Craig Shakespeare, preparing to take Leicester City into one of the biggest matches in the club’s history, insisted he was “quite comfortable with my own conscience,” after claims by Claudio Ranieri that an unnamed member of his backroom staff may have contributed to his sacking in February.
Ranieri’s remarks that “somebody behind me” might have undermined him created an awkward backdrop for Shakespeare, the Italian’s assistant last season, when he arrived in Spain for the first leg of Leicester’s Champions League quarter-final against Atlético Madrid at Estadio Vicente Calderón.
Shakespeare has guided the team away from the Premier League’s relegation zone since taking charge after Ranieri’s dismissal but the former manager’s words led to renewed questions about whether the man who won the most implausible title of the modern era had been stabbed in the back.
“I think Claudio was in good humour, and came across as I know him, but from my first interview [since replacing him] I have said I spoke to him when he left and he thanked me for my time,” Shakespeare said. “I thanked him and there has never been any falling out. This is football and I am glad to see he is enjoying his football again.”
Pressed further, Shakespeare indicated he did not think Ranieri sounded absolutely certain – “I think he said ‘maybe’,” he noted – but could not explain why he would say it if there was no truth to the allegation. “My stance is still the same. We never had a falling out. I haven’t seen the interview live but I think I have answered the question.”
Ranieri had said he was aware of “a lot of stories” and, speaking on Monday, added he could not believe the players he had led to the championship would go against him, as has been reported. His comments have inevitably brought scrutiny on Shakespeare but when Ranieri was asked directly about his former assistant in a separate interview with Gazzetta dello Sport he appeared to exonerate him, describing him as a “loyal assistant”.

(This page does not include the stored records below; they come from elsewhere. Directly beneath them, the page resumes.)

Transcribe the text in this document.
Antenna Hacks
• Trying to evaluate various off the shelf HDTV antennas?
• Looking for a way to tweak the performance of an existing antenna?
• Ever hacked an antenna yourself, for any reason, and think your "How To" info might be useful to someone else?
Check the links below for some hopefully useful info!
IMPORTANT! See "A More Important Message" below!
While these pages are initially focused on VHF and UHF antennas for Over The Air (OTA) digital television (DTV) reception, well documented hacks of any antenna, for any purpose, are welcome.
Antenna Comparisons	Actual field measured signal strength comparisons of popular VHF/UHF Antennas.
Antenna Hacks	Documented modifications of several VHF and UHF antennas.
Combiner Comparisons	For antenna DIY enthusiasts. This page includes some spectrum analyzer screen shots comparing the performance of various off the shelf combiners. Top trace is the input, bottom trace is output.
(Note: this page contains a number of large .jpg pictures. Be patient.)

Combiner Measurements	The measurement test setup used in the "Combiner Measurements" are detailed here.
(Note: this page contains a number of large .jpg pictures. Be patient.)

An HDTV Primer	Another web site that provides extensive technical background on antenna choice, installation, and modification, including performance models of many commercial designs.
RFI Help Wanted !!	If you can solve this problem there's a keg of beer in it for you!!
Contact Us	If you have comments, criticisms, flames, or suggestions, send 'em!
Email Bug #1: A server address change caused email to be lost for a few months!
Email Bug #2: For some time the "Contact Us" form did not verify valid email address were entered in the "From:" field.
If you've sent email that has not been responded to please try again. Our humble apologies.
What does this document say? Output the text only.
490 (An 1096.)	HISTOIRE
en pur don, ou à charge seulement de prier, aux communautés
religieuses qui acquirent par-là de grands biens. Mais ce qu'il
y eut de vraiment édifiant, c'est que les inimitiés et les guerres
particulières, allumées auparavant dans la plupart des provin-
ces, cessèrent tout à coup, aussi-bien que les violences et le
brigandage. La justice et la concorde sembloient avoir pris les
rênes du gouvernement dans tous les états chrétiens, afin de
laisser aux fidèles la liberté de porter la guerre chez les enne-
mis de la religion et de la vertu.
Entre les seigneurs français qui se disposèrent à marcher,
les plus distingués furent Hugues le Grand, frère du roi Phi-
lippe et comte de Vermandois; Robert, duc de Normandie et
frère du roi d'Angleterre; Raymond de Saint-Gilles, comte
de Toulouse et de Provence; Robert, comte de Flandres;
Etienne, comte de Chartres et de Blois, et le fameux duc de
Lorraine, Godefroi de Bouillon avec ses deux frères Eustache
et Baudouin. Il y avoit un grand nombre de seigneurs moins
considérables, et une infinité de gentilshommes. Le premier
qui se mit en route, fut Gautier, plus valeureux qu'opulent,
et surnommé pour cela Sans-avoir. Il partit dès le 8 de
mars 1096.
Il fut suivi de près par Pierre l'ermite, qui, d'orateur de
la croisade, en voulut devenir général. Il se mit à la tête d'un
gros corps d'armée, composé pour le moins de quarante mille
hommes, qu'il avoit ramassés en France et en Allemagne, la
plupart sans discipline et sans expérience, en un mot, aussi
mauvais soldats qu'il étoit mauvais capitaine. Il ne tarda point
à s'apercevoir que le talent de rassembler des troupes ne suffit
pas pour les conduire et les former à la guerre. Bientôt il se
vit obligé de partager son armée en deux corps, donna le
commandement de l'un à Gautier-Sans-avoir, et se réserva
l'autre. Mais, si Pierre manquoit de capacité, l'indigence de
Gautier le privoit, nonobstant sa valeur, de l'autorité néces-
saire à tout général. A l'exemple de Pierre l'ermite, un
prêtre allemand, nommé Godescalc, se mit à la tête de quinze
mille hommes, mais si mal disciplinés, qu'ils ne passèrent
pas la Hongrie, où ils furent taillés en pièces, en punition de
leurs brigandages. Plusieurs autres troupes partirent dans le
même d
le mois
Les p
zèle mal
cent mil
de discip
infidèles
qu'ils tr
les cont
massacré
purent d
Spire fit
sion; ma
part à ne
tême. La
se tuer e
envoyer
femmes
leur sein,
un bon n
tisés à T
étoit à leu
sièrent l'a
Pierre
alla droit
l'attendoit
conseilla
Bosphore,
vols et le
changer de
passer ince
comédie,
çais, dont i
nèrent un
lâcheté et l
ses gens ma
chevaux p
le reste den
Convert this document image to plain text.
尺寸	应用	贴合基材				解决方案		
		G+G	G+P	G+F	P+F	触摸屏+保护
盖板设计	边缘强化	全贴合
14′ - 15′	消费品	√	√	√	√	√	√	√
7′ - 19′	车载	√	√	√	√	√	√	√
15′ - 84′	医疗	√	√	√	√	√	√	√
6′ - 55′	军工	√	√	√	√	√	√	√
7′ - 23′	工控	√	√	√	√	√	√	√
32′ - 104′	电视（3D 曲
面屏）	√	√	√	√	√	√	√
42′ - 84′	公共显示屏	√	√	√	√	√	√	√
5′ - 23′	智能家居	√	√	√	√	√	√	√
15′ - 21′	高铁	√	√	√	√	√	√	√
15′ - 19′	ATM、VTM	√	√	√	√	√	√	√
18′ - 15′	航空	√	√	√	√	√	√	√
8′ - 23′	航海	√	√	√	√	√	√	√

Shakespeare was asked whether he would have preferred Ranieri to name who he meant and whether it would have been better if his first post-sacking interview with the English media had not taken place in the week of such an important game. “Free speech is there for anybody,” Shakespeare said. “I don’t have a problem with it. I am quite comfortable with my own conscience, so I can’t do anything about it.”
Leicester go into Wednesday’s game without their captain, Wes Morgan, who is still troubled by a back problem, and with four players – Jamie Vardy, Robert Huth, Islam Slimani and Wilfried Ndidi – facing the possibility of missing the return leg if they receive yellow cards against Diego Simeone’s team.
Shakespeare said he would be reminding the relevant players to take extra care but was satisfied they would handle any provocation from the side who are third in La Liga. “We are generally a well-disciplined team. The players will be reminded about their responsibilities and to make sure we don’t get any stupid cards, and by that I mean for things like encroaching,” he said. “It is something we will talk about with the players. Game-management is important, and never more so than in Europe. You have to be prepared for the what-ifs and we will be ready for that.”